First edition of Richard Verstegan’s (alias Rowland’s 1565-1620) important history of the Saxon invasions, the development of the English language, the formation of its surnames, and general early English lore. Verstegan displays a great knowledge of early English history and of Anglo Saxon, which he had studied at Oxford before leaving on account of his Catholicism. He removed to Antwerp, whence his grandfather originated, and set up a printing press. There he acted as agent for the transmission of Catholic literature (some of which he printed) and letters to and from England and the rest of Europe. He corresponded with Cardinal Allen and Robert Parsons and for a time was in their pay, he was a very well connected figure in the recusant world. “The Restitution was first published in 1605, but it continued to be reprinted long after Verstegan’s death, and it’s probably the book for which he is best known in England. It is very straightforward work, with the simple object of demonstrating the descent of the English from the Germanic peoples of northern Europe. This was not as foregone a conclusion as one might think today and Verstegan presented the book with all the trappings of authority he could muster.”
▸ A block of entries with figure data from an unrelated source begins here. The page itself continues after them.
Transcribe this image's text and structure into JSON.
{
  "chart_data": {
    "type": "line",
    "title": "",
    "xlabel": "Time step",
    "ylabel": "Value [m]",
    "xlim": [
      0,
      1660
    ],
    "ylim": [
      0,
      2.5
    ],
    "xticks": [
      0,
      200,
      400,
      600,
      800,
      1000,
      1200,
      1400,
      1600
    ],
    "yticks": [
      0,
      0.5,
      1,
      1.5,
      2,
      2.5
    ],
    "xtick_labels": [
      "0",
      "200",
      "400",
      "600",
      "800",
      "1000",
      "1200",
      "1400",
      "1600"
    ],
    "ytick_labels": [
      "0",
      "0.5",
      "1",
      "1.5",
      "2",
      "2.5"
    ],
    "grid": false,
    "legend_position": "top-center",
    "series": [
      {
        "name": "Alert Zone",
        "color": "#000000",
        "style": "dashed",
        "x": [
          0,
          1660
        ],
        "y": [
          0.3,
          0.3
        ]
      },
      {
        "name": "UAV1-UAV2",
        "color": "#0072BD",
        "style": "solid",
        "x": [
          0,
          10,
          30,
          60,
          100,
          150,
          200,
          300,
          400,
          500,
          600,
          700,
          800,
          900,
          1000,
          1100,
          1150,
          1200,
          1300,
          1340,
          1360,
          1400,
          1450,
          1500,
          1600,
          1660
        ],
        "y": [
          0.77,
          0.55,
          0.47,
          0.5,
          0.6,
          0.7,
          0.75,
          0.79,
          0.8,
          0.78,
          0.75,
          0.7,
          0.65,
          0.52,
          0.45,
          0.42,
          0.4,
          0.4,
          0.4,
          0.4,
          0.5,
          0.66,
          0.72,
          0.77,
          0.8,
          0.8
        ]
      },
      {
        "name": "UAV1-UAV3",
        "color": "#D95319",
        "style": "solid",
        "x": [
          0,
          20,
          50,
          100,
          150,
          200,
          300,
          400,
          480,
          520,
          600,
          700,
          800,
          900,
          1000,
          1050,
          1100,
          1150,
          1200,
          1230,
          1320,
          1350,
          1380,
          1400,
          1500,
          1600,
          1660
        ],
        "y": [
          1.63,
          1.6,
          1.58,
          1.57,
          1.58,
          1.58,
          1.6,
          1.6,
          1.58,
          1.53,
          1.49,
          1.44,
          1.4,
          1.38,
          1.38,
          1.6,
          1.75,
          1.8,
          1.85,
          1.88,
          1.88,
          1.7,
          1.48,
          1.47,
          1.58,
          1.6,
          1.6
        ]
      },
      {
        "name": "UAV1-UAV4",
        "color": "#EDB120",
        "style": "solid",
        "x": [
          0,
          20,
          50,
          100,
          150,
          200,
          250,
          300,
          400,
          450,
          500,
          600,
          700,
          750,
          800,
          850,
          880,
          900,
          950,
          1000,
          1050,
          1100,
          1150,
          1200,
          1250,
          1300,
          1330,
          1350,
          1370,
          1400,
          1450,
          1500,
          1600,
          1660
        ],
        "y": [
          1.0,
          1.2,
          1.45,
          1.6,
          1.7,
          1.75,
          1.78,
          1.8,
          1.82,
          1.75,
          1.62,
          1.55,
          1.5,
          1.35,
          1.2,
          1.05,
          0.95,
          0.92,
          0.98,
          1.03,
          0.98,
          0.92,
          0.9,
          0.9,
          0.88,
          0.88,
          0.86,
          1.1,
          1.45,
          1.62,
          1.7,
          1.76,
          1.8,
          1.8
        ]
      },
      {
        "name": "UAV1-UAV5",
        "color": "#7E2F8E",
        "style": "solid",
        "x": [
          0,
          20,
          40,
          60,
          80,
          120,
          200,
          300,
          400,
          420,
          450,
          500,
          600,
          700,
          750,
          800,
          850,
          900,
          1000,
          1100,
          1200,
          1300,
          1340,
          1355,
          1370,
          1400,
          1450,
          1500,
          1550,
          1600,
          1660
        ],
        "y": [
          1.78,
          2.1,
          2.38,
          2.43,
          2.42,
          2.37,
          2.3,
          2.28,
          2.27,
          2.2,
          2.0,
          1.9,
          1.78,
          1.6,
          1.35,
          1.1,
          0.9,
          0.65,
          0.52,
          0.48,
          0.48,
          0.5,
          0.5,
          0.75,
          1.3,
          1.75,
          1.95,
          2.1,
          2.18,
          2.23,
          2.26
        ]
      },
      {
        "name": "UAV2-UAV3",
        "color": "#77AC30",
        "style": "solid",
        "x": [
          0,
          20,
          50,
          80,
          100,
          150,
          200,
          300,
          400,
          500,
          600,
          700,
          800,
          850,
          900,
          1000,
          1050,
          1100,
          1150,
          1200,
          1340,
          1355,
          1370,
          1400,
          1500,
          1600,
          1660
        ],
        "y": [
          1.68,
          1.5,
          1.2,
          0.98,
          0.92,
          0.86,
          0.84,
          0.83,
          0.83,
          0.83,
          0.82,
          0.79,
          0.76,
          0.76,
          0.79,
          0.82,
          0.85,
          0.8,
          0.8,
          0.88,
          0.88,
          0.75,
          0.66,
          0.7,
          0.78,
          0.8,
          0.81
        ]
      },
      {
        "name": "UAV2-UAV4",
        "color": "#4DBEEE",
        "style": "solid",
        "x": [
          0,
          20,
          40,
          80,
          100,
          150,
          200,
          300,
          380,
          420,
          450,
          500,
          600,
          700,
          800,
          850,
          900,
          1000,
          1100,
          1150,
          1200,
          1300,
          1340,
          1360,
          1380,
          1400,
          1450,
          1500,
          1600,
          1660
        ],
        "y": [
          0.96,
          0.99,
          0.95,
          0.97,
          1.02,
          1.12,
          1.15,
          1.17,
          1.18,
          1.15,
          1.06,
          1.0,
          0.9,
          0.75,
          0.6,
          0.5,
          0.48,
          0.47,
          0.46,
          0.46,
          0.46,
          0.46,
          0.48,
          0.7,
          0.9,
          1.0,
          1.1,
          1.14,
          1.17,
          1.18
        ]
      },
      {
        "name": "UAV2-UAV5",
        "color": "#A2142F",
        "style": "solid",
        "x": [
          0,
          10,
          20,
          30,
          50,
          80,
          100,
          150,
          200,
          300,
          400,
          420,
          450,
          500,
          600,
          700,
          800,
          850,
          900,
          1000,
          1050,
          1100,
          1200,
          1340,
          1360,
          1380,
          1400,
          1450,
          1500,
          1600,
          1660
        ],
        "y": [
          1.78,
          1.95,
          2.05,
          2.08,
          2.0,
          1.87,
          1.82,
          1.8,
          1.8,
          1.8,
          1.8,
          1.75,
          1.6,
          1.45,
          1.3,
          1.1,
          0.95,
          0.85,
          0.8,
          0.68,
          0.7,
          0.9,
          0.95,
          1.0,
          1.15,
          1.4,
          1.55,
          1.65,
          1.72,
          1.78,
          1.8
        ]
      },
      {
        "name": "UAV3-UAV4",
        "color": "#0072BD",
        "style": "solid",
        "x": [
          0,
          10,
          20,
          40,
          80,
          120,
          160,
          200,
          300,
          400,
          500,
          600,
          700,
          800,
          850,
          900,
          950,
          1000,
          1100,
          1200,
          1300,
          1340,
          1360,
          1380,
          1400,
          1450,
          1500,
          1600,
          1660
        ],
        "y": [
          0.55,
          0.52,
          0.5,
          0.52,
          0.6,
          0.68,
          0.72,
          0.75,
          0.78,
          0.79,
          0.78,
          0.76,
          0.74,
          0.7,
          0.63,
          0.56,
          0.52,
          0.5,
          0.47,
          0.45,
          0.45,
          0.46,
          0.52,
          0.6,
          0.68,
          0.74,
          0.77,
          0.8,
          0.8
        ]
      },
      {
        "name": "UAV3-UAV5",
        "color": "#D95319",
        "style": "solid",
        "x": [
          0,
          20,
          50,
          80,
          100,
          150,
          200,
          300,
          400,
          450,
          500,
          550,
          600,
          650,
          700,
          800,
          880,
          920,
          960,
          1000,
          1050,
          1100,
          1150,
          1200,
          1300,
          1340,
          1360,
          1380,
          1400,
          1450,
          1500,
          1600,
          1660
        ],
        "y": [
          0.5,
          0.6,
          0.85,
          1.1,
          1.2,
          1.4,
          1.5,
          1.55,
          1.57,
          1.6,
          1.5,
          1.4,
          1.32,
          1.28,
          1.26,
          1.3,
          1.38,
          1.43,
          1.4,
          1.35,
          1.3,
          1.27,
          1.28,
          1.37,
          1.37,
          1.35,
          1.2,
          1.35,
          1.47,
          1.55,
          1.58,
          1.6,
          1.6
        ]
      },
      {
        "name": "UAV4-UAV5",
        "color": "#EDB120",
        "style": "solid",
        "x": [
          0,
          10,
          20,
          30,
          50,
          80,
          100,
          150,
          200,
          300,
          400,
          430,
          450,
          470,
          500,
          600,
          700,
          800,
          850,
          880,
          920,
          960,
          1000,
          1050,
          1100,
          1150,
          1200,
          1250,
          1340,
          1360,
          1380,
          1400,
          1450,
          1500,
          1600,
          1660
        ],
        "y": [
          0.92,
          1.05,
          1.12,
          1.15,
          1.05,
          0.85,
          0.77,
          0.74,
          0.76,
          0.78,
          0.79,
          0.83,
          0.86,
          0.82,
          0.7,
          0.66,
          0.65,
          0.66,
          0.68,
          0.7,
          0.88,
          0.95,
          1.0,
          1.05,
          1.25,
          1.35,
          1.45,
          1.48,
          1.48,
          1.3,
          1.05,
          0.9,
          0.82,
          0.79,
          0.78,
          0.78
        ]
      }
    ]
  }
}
The present work contains, amongst other exotica, the first account of the Pied Piper of Hamlyn, and a description of werewolves; “the werewolves are certayne sorcerers, who having annoynted their bodies with an oyntment which they make by the instinct of the devil, and putting on a certayne inchaunted girdle, doe not openly unto to the view of others, but to their owne thinking have both shape and nature of wolves so long as they weare the said girdle. And they do dispose of themselves as very wolves, in worrying and killing, and most of humane creatures”. Verstegan was one of the first generation of Anglo Saxon scholars, the work contains one of the earliest published Anglo Saxon word lists, predating Somner. It is dedicated to King James I whom Verstegan describes as “descended of the chiefest bloud Royall of our antient English Saxon kings”; followed by an epistle to the English nation and some 10 verses including one by Thomas Shelton, translator of Don Quixote, also a most useful table of contents. Verstegan begins his work by describing the origins of the English, that they were descended from Saxons whom he states are from Germany. However he says that the Welsh, Cornish, Irish and Scots retain their ancient origins and are not of Saxon descent, indeed they refer to the English in their own language as “Sasons, or Saxsonach”. Verstegan deals with every aspect of England’s history including stating in chapter 4 that England was once joined to France before the “flood of Noah”. He ends his work with a final chapter on the origins and purpose of “tithes of honour, dignities and offices”, and intriguingly the significance of “our English names of disgrace or contempt”. A very interesting gathering of anecdote and history, illustrated at key points with very detailed and clear engravings.
ESTC S116255. STC 21361. Gillow V p.556. Lowndes and Allison & Rogers have 1605 edn.